„Stativ- und Landschaftsaufnahmen habe ich erst spät gemacht, ich war immer Momentknipser“, stellt der Berliner Fotograf Friedrich Seidenstücker (1882 – 1966) in den sechziger Jahren in einem Rückblick fest. Den entscheidenden Moment abzupassen, das ist ihm oft gelungen. Meisterlich beweist das eins seiner bekanntesten Fotos: die Pfützenspringerin – eine junge Frau mit modischem Hut und knielangem Kleid, die 1929 von Seidenstücker beim entschlossenen Sprung über eine große Wasserlache am Straßenrand eingefangen wurde. Unter dem Titel „Der faszinierende Augenblick“ erschien 1987 ein Bildband mit Aufnahmen Seidenstückers, die das Leben in der Großstadt Berlin illustrieren.

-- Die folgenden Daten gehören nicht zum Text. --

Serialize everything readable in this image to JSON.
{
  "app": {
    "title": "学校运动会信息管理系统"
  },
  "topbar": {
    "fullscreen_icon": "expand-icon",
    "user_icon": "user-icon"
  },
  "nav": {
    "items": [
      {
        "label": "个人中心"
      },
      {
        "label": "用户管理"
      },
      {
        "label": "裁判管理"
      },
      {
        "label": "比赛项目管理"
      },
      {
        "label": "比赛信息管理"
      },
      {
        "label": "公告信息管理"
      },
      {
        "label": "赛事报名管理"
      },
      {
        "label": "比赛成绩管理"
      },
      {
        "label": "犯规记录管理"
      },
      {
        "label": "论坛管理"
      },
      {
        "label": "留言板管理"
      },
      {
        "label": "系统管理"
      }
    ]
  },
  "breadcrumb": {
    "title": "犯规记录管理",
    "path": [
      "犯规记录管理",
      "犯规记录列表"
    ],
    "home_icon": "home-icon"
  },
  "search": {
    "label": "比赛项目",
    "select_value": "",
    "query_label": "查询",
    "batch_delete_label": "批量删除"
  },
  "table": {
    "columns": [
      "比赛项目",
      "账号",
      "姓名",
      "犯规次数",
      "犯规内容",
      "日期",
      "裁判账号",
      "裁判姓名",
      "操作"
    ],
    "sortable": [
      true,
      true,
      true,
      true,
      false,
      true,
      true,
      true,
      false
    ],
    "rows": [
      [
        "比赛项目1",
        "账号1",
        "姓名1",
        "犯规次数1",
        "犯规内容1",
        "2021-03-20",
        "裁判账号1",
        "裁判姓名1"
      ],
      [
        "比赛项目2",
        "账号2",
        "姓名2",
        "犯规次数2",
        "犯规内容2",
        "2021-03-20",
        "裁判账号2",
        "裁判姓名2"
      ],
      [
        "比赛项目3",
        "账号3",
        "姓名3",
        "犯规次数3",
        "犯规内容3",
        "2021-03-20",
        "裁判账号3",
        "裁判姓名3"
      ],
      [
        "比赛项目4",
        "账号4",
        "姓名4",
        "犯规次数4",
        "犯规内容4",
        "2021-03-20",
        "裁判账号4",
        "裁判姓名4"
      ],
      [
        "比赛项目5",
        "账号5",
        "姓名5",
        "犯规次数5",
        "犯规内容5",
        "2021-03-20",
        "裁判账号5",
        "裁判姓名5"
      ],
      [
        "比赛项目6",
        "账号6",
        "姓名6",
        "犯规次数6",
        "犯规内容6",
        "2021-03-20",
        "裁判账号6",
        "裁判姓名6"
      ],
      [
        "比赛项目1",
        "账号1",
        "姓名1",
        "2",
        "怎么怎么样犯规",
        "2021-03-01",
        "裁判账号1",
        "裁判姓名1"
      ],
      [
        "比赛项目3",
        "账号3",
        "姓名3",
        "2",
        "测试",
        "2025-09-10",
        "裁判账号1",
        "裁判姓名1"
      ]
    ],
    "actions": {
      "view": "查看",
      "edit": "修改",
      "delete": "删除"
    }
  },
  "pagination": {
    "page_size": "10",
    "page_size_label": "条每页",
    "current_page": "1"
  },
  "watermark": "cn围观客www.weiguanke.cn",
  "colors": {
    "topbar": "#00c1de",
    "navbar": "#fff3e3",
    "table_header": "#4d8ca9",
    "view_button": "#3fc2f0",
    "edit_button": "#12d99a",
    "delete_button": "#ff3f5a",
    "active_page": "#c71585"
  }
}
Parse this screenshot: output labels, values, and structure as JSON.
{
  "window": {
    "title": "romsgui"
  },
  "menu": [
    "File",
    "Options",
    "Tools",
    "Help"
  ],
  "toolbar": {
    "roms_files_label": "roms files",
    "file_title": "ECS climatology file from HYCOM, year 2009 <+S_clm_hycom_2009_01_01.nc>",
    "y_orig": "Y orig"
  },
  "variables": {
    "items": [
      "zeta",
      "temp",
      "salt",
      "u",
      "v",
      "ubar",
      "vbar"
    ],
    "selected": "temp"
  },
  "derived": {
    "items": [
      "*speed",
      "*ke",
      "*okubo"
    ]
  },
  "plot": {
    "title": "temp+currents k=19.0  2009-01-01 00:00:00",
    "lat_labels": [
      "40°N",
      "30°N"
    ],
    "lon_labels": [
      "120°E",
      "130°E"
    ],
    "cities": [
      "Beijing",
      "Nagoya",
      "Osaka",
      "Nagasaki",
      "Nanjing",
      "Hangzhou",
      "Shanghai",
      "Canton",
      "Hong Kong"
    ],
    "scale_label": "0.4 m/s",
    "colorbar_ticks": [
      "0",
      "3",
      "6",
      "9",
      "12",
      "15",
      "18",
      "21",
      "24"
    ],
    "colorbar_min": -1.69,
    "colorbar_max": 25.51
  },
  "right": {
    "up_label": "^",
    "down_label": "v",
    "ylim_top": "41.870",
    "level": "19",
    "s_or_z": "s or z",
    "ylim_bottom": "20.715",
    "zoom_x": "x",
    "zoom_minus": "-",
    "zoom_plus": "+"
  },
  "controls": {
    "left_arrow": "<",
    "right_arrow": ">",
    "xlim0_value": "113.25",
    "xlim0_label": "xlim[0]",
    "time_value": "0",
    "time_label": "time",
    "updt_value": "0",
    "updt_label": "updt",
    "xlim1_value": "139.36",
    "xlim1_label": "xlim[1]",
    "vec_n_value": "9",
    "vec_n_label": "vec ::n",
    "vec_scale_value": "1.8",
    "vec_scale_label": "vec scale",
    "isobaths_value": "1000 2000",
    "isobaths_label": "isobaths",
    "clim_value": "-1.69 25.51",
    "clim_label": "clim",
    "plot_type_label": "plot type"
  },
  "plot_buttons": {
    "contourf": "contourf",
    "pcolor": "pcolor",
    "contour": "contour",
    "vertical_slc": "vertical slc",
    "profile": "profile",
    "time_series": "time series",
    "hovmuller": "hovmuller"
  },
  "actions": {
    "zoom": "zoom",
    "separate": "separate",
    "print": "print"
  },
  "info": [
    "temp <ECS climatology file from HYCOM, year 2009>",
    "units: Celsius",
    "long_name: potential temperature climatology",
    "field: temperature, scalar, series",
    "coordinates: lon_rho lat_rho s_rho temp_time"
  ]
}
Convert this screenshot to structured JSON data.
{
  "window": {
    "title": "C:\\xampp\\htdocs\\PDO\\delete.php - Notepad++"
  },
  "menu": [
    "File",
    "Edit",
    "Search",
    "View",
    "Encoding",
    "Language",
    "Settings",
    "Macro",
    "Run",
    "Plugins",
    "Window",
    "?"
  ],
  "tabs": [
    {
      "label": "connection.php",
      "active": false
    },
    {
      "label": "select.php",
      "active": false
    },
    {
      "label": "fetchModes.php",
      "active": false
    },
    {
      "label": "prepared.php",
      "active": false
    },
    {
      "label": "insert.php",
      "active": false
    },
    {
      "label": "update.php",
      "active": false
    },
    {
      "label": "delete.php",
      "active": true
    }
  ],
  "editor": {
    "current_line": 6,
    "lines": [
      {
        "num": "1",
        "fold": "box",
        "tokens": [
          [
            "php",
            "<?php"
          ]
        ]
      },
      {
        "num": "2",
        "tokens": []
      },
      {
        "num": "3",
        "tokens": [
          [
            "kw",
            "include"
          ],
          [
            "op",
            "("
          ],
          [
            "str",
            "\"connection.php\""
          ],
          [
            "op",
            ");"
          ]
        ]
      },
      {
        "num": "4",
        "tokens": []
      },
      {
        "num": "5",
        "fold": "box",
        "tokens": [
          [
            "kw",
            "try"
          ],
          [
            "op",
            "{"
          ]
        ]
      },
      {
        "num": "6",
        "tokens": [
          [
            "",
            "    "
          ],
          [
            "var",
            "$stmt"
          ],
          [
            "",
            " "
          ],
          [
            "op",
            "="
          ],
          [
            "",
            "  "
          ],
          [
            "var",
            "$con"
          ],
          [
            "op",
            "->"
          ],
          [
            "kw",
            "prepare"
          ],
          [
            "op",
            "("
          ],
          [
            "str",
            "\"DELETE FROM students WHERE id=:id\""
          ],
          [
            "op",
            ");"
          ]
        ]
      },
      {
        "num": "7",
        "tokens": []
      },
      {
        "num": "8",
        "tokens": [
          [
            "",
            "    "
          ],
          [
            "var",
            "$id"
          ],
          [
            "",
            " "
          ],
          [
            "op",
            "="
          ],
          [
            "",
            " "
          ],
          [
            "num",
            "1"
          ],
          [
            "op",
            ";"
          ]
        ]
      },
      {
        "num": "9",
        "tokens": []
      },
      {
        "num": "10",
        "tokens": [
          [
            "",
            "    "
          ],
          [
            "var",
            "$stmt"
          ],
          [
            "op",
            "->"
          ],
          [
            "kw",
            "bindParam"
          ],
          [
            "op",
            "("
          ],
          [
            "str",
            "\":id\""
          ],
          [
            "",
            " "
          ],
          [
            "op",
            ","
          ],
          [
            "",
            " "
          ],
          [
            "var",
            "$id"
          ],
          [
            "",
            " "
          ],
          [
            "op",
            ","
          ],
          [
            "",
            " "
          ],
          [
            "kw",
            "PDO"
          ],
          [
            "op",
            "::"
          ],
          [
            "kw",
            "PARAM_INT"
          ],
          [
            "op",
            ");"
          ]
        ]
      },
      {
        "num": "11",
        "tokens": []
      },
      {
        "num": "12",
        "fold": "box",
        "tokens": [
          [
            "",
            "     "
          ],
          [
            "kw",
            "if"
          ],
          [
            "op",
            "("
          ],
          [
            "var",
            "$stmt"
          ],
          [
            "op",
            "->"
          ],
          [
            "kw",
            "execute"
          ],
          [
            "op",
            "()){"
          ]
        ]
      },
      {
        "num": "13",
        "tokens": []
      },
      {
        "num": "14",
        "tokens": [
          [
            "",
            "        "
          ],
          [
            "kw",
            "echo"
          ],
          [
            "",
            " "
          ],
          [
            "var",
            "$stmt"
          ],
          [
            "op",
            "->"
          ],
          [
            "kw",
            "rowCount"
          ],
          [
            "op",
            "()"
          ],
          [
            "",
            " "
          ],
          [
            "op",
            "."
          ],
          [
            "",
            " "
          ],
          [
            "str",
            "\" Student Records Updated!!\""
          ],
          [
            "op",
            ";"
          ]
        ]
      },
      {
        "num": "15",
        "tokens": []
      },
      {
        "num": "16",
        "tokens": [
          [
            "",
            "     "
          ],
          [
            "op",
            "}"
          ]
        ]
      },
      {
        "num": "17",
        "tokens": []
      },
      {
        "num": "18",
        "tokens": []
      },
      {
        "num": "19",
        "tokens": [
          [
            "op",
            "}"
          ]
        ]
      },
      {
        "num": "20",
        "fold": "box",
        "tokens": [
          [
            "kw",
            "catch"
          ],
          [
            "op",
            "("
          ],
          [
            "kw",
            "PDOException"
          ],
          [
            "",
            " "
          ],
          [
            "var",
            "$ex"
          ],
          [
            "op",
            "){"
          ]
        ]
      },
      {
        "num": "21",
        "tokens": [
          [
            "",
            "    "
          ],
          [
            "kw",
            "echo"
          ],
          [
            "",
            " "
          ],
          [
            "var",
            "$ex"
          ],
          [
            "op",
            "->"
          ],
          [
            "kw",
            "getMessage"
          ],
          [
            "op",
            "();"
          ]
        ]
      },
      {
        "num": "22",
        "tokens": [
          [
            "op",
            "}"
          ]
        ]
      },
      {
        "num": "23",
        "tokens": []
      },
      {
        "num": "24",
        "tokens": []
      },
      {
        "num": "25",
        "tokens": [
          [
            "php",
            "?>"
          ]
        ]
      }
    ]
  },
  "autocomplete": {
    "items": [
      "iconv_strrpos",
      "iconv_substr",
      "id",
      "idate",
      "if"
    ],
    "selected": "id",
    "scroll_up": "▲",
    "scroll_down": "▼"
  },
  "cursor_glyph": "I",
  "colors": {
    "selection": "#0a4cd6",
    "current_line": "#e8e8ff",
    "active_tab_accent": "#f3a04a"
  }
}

Friedrich Seidenstücker wird am 26. September 1882 in Unna als Sohn eines Richters geboren, der den Kindern viel Freiheiten lässt. Der technikbegeisterte Friedrich beginnt 1901 ein Studium des Maschinenbaus in Hagen, er kommt mit der Bildhauerei in Berührung. 1904 wechselt er zur Königlich Technischen Hochschule Charlottenburg. In einem Lebenslauf schreibt er: „Ging hospitierend nach Berlin, hörte aber nur 1 Stunde Kolleg an der TU und blieb dann Bildhauer.“ Er studiert an der Kunsthochschule, geht nach München zu einem Steinbildhauer, nach Italien und Paris. In der Friedenauer Bronzegießerei Noack lernt er das Ziselieren. In der Nähe, am Kaiserplatz, dem heutigen Bundesplatz, hat er Atelier und Wohnung.
Während des 1. Weltkriegs arbeitet er in den Zeppelin-Werken. Das bewahrt ihn vor einem Fronteinsatz. Nach Kriegsende kehrt er zur Bildhauerei zurück, lebt weiter in Friedenau, bringt sich nebenher das Fotografieren bei. Das rettet ihn, als die Wirtschaftskrise einsetzt. Dem Ullstein-Verlag bietet er Ende der zwanziger Jahre erfolgreich Tierfotos aus dem Berliner Zoo und Aktaufnahmen an. Ab 1930 arbeitet er fest als Fotoreporter für den Ullstein-Verlag, seine Aufnahmen erscheinen in Magazinen wie „Der Querschnitt“, „Illustrierte Zeitung“, „Die Dame“ oder „Die Woche“.
Sein Werkzeug ist lange Zeit eine kleine Zeiss-Ikon-Kamera. „Nie legte ich Wert darauf, dass man mich als Fotografen erkannte. Mir war es immer wichtig, heimlich und unbekannt Aufnahmen zu schießen“, so Seidenstücker. Seine Fotos sind dennoch nicht voyeurhaft, sie bieten einen unverstellten, unbefangenen Einblick in Situationen, die Seidenstücker beim Gang durch die Stadt wahrnimmt. Vielfach sind es Alltagsszenen aus den dreißiger und vierziger Jahren: spielende Kinder, ein Heimwerker auf der Leiter beim Reparieren des Fensters, ein Mann beim Enthäuten eines Rindes, eine Trümmerfrau am Straßenrand beim Abklopfen von Steinen, hinter sich die Weite und Trostlosigkeit der Trümmerlandschaft, Kinder, die an einer Fassade hochklettern. Bei diesen Bildern ist nichts arrangiert, anders als bei den Aktaufnahmen und Frauenporträts, die er wohl auch behutsam inszeniert hat.
Seidenstücker gelingt es, in seinen Aufnahmen Bewegung festzuhalten, in der angespannten Haltung der Bogenschützin oder beim Straßenarbeiter, der weit ausholend den Straßenbelag glättet. Viele seiner Bilder zeichnet ein subtiler Humor aus.
Manchen Motiven ist Seidenstücker über all die Jahre treu geblieben. Der Amateursport zog ihn immer wieder an. Und im Berliner Zoo sind unzählige Aufnahmen entstanden. Seine Fotos sind Zeitdokumente und Sittenbilder, sie zeigen ein Berlin jenseits von Gebäuden, Fassaden und Architektur, die viele seiner Fotografen-Kollegen als Motive bevorzugten, sie zeigen das Leben in der Stadt. Am 26. Dezember 1966 ist Seidenstücker in West-Berlin verstorben.
Klemig, Roland/ Karl Heinz Pütz, Der faszinierende Augenblick. Fotografien von Friedrich Seidenstücker. [Fotosammlungen Bildarchiv Preußischer Kulturbesitz; Bd. 1]. ISBN: 3875842081 (ISBN-13: 9783875842081), Nicolai Verlag Berlin, 1987, 160 S.